Hamiltonian stochastic Lie systems and applications
E. Fernández-Saiz, J. de Lucas, X. Rivas, M. Zajac
TL;DR
The paper addresses extending and correcting stochastic Lie systems by clarifying that the Stratonovich formulation preserves the classical Lie theorem, while the Itô form introduces drift that can break Lie-algebra closure. It develops Hamiltonian stochastic Lie systems, introduces stochastic foliated Lie systems, and extends the Poisson coalgebra method to derive superposition rules in the stochastic Hamiltonian setting. It also develops stability analysis, relative equilibria via symmetry reduction, and stochastic energy-momentum methods, with applications to SIS epidemic models, stochastic oscillators, and related biological and physical systems. Together, these results provide a practical, geometry-driven toolkit for analyzing stochastic Lie systems and their Hamiltonian structure across physics, biology, and beyond, including guidance on translating Itô models to Stratonovich form for Lie-theoretic methods.
Abstract
This paper provides a practical approach to stochastic Lie systems, i.e. stochastic differential equations whose general solutions can be written as a function depending only on a generic family of particular solutions and some constants related to initial conditions. We correct the stochastic Lie theorem characterising stochastic Lie systems, proving that, contrary to previous claims, it retains its classical form in the Stratonovich approach. Meanwhile, we show that the form of stochastic Lie systems may significantly differ from the classical one in the Itô formalism. New generalisations of stochastic Lie systems, like the so-called stochastic foliated Lie systems, are introduced. Subsequently, we focus on stochastic Lie systems that are Hamiltonian systems relative to different geometric structures. Special attention is paid to the symplectic case. We study their stability properties and lay the foundations of a stochastic energy-momentum method.
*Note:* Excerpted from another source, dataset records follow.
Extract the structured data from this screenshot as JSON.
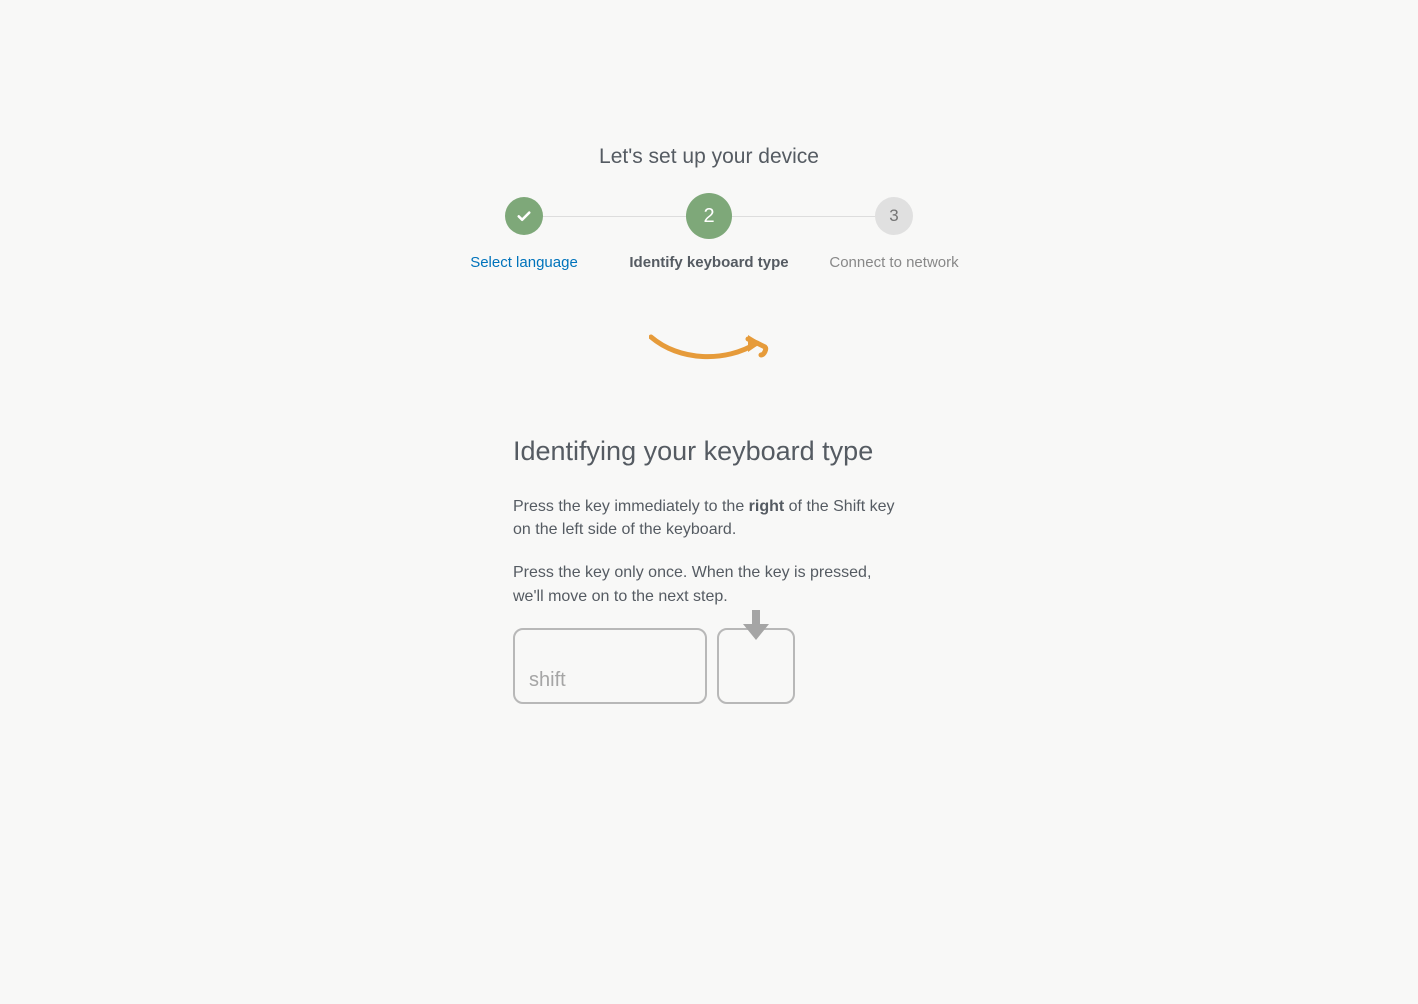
{
  "page_title": "Let's set up your device",
  "stepper": {
    "steps": [
      {
        "label": "Select language",
        "state": "done"
      },
      {
        "label": "Identify keyboard type",
        "state": "current",
        "num": "2"
      },
      {
        "label": "Connect to network",
        "state": "pending",
        "num": "3"
      }
    ]
  },
  "heading": "Identifying your keyboard type",
  "instructions": {
    "p1_a": "Press the key immediately to the ",
    "p1_bold": "right",
    "p1_b": " of the Shift key on the left side of the keyboard.",
    "p2": "Press the key only once. When the key is pressed, we'll move on to the next step."
  },
  "key_label": "shift"
}
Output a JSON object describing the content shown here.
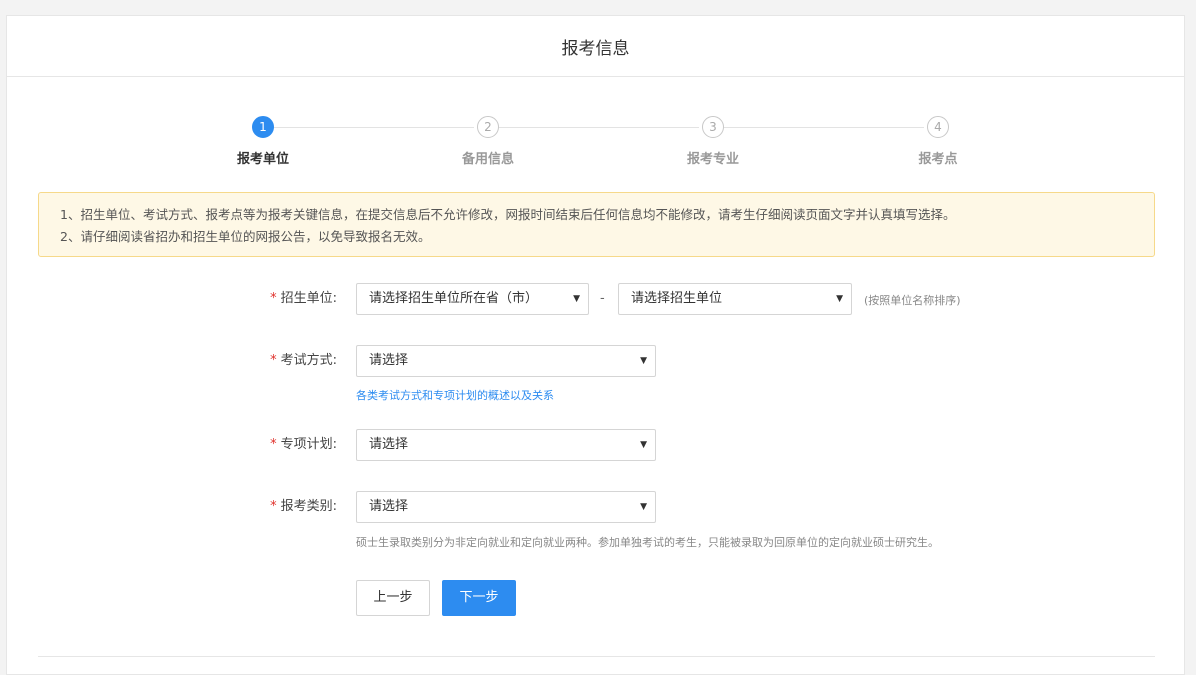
{
  "header": {
    "title": "报考信息"
  },
  "steps": [
    {
      "number": "1",
      "label": "报考单位",
      "active": true
    },
    {
      "number": "2",
      "label": "备用信息",
      "active": false
    },
    {
      "number": "3",
      "label": "报考专业",
      "active": false
    },
    {
      "number": "4",
      "label": "报考点",
      "active": false
    }
  ],
  "notice": {
    "line1": "1、招生单位、考试方式、报考点等为报考关键信息，在提交信息后不允许修改，网报时间结束后任何信息均不能修改，请考生仔细阅读页面文字并认真填写选择。",
    "line2": "2、请仔细阅读省招办和招生单位的网报公告，以免导致报名无效。"
  },
  "form": {
    "required_mark": "*",
    "unit": {
      "label": "招生单位:",
      "province_select": "请选择招生单位所在省（市）",
      "separator": "-",
      "unit_select": "请选择招生单位",
      "hint": "(按照单位名称排序)"
    },
    "exam_mode": {
      "label": "考试方式:",
      "select": "请选择",
      "link": "各类考试方式和专项计划的概述以及关系"
    },
    "special_plan": {
      "label": "专项计划:",
      "select": "请选择"
    },
    "category": {
      "label": "报考类别:",
      "select": "请选择",
      "hint": "硕士生录取类别分为非定向就业和定向就业两种。参加单独考试的考生，只能被录取为回原单位的定向就业硕士研究生。"
    }
  },
  "buttons": {
    "prev": "上一步",
    "next": "下一步"
  },
  "icons": {
    "dropdown": "chevron-down-icon"
  },
  "colors": {
    "accent": "#2d8cf0",
    "required": "#e0302b",
    "notice_bg": "#fef8e6",
    "notice_border": "#f6d98a"
  }
}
A stochastic Poisson coalgebra method is developed to derive superposition rules for Hamiltonian stochastic Lie systems. Potential applications of our results are presented for biological stochastic models, stochastic oscillators, stochastic Lotka--Volterra systems, Palomba--Goodwin models, among others. Our findings complement previous approaches by using stochastic differential equations instead of deterministic equations designed to capture some of the features of models of stochastic nature.